The bottom line for those who criticize the Harley-Davidson brass for building bikes outside of the U.S. and gambling the company on ventures such as the LiveWire, Pan America, Bronx and other ideas is this: As it sat, there was little chance that legacy cruiser sales were going to suddenly surge, especially since the numbers were continually sliding while the U.S. was experiencing a robust economy and record employment numbers. It was past time for the Motor Company to not only chart a new course, but to do so in a way that expanded ridership both at home, abroad and into the future. These new bikes – and bicycles – are the tip of the spear in that effort.

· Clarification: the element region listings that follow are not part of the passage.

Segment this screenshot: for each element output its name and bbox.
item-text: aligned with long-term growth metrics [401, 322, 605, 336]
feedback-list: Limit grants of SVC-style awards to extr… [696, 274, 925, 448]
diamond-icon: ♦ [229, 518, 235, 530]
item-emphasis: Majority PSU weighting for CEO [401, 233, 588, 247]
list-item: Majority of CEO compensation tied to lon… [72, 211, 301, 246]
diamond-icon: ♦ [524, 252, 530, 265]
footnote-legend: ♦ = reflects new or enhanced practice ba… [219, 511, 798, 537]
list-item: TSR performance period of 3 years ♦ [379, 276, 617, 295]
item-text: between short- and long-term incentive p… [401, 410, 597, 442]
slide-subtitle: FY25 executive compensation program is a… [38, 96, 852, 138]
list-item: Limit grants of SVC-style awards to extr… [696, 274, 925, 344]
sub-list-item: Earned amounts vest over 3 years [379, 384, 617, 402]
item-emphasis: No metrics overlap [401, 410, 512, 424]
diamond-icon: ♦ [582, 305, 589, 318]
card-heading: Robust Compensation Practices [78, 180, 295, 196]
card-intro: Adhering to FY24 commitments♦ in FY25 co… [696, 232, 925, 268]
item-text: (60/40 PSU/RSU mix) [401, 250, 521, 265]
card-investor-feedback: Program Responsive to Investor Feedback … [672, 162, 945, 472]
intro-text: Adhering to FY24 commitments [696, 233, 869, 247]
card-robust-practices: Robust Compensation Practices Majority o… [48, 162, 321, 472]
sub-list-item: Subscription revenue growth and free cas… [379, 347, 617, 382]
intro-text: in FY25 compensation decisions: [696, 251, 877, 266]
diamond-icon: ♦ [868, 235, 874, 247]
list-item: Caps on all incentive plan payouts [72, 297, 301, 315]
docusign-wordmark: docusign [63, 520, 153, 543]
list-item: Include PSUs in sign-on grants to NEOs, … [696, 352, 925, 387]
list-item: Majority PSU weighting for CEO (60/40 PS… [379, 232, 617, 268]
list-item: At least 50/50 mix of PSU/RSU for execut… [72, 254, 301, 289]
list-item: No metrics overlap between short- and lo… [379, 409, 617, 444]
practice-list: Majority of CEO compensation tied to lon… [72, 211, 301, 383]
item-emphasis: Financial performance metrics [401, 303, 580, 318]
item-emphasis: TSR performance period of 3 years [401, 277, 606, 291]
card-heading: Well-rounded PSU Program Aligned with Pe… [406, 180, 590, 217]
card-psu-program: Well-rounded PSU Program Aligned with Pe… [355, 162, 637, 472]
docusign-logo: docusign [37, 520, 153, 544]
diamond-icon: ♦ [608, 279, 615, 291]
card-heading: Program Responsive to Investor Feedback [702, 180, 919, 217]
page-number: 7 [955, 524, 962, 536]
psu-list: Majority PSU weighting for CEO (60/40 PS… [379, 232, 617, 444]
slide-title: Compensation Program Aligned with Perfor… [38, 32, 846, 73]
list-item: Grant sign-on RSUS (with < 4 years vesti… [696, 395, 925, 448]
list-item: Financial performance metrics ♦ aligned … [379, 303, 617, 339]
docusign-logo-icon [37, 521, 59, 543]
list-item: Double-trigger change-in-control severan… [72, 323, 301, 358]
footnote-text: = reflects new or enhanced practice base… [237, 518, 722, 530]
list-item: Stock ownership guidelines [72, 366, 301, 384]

If they succeed, you can bet there will be more ADV machines, streetfighters and electric bicycles to choose from, and really, Harley fans and investors who might chafe at these actions would be wise to take a closer look and consider supporting these plans. Are the new bikes any good? Time will tell but given the thorough modernization the Motor Company has undergone over the past decades, it would be unusual and unlikely for them to put out products that underwhelm or fall far short of the competition. And as long as there is gas to pump, Harley-Davidson won’t ever stop making the brilliant and beautiful cruisers that so many people own and cherish, but The Faithful need to understand that their beloved icon of open-road freedom cannot survive on chrome and finned air-cooled cylinders alone.
Forbes hopes to review the Pan America and Bronx machines – and the electric bicycles – once they become available.